South Coast Air Quality Management District Grant For the Plug-In Hybrid Electric Medium Duty Commercial Fleet Demonstration and Evaluation Program
The South Coast Air Quality Management District (SCAQMD) will manage a project to design, develop and deploy medium-duty plug-in hybrid vehicles (PHEV).
The program will develop a fully integrated, production plug-in hybrid system that can be used in Class 2 – 5 vehicles (those between 8,501 – 19,500 lbs gross vehicle weight). A demonstration fleet of 378 vehicles will be built in a production facility and delivered for nationwide testing in daily long-term fleet use; 107 of these vehicles will be tested by companies throughout the state of California.
Vehicles such as trucks, aerial lift utility trucks, work trucks, and shuttle busses will be tested. Truck bodies and vehicles to be converted include:
- Ford F550 Utility "Trouble Trucks"
- Ford F250 and F350 Pickup Trucks
- Ford 450 and F550 work trucks with various body configurations
- Ford F-series or E-series shuttle bus
The program will also develop and install “smart” charging infrastructure to support the vehicles. The objective of this program is to successfully deploy plug-in hybrid medium-duty vehicles in California.
$7,499, 350 from the project’s participants.
The South Coast Air Quality Management District (SCAQMD), an air pollution control agency responsible for monitoring and regulating air pollution in the South Coast Air Basin and the Riverside County portion of the Salton Sea Air Basin, will be the project manager for this project.
Electric Power Research Institute (EPRI), an independent, non-profit company performing research, development and demonstration in the electricity sector, will also be a project manager for this project and will be responsible for installing infrastructure.
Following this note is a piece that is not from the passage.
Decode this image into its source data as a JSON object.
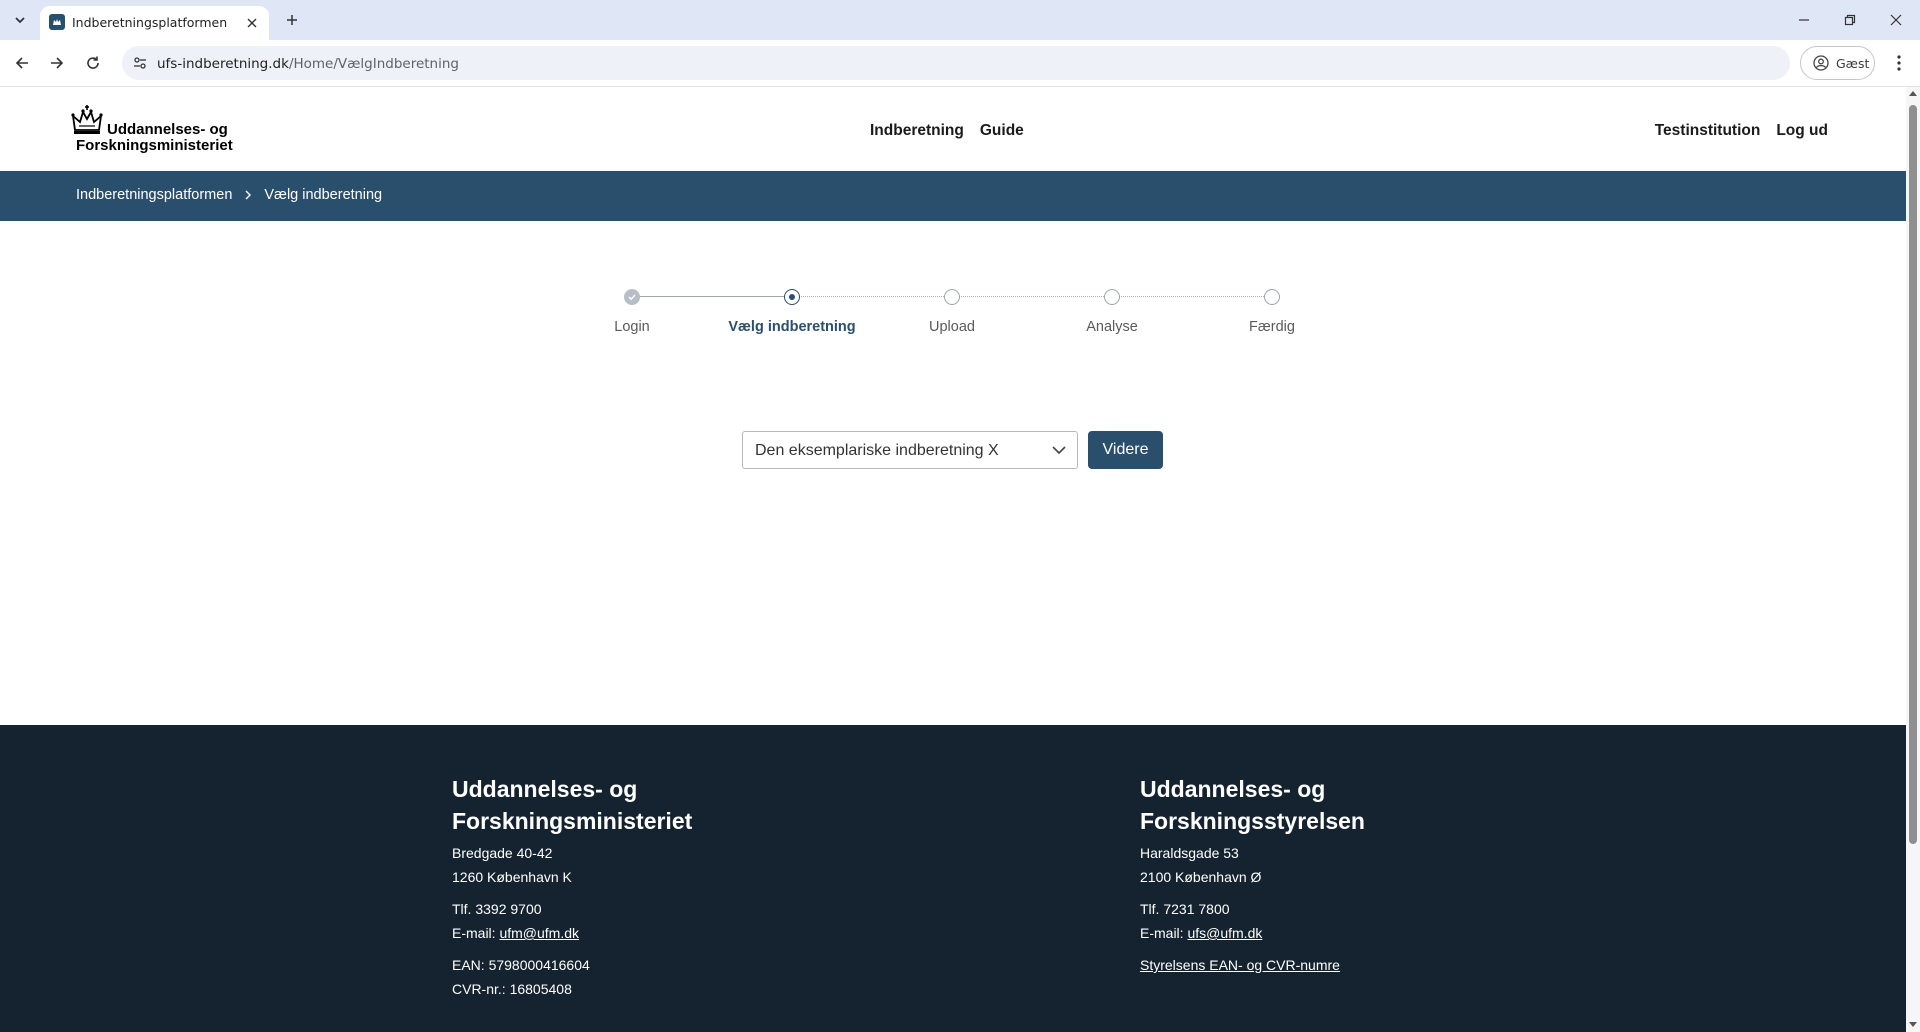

Eaton Corporation, a diversified power management company, will supply the PHEV systems.
Altec Industries, based in Birmingham, Alabama, manufactures lift trucks, digger derricks, and specialty handling equipment used by electric utility, telecommunications, and forestry industries. It will provide PHEV System integration for this project.
Ford Motor Company, the second largest automaker in the US, will provide the trucks for this modification project.
Southern California Edison, the local utility, will evaluate the vehicles and their batteries.
Compact Power, Inc., one of the world's largest producers of lithium-ion batteries, will supply the batteries for the project.
Fifty different fleets will participate in the project nationwide. Companies testing testing the vehicles in California include,
For PHEV Utility "Trouble Trucks":
- Pacific Gas & Electric Company (PG&E)
- Southern California Edison (SCE)
- Sacramento Municipal Utilities District SMUD)
PHEV Shuttle Buses:
- Orange County Transit Authority
- California Air Resources Board
- Federal Transit Administration
PHEV Service Trucks:
- City of Redding Electric Utilities
- Alameda Power & Telecom
- Pasadena Water & Power
- Riverside Public Utilities
- City of Shasta Lake
This project will help California transition to cleaner, more efficient vehicles, cutting air pollution and reducing greenhouse gas emissions. It will test the validity of using Lithium-Ion batteries for medium duty vehicles and produce guidelines for industry to use in adopting these more-efficient vehicles and installing the needed charging infrastructure.
The vehicle miles traveled – and therefore the fuel savings – will vary depending on how individual companies use the trucks or buses. It is expected, however, that the project will save, on average, 3.9-7.8 million gallons per year in 2015, and 30.3-60.5 million gallons per year in 2020.
This project creates a strong, very public fleet presence of plug-in vehicles in California. In addition to utility and public fleets, Altec will rent 15 – 30 PHEVs for their California facilities.
The smart charging technology being installed for this project will provide significant benefits for the state. These charging stations will be installed and serviced locally and are compatible with Advanced Metering Infrastructure (AMI) systems now being deployed by California utilities. Developing smart charging capability that integrates medium-duty PHEVs into the utilities’ AMI networks will reduce electricity costs and minimize the impacts that charging can have on the grid. This smart charging technology used is designed to match wind generation; a portion of the California fleet will conduct “wind integration” demonstrations designed to show the ability of these systems to synchronize with variable wind generation.
California electricity consumption for the vehicles in this program is projected to reach 5.8 million MWh in 2015 and 44.9 million MWh in 2020. With off-peak charging, the majority of this energy is assumed to be in-state generation.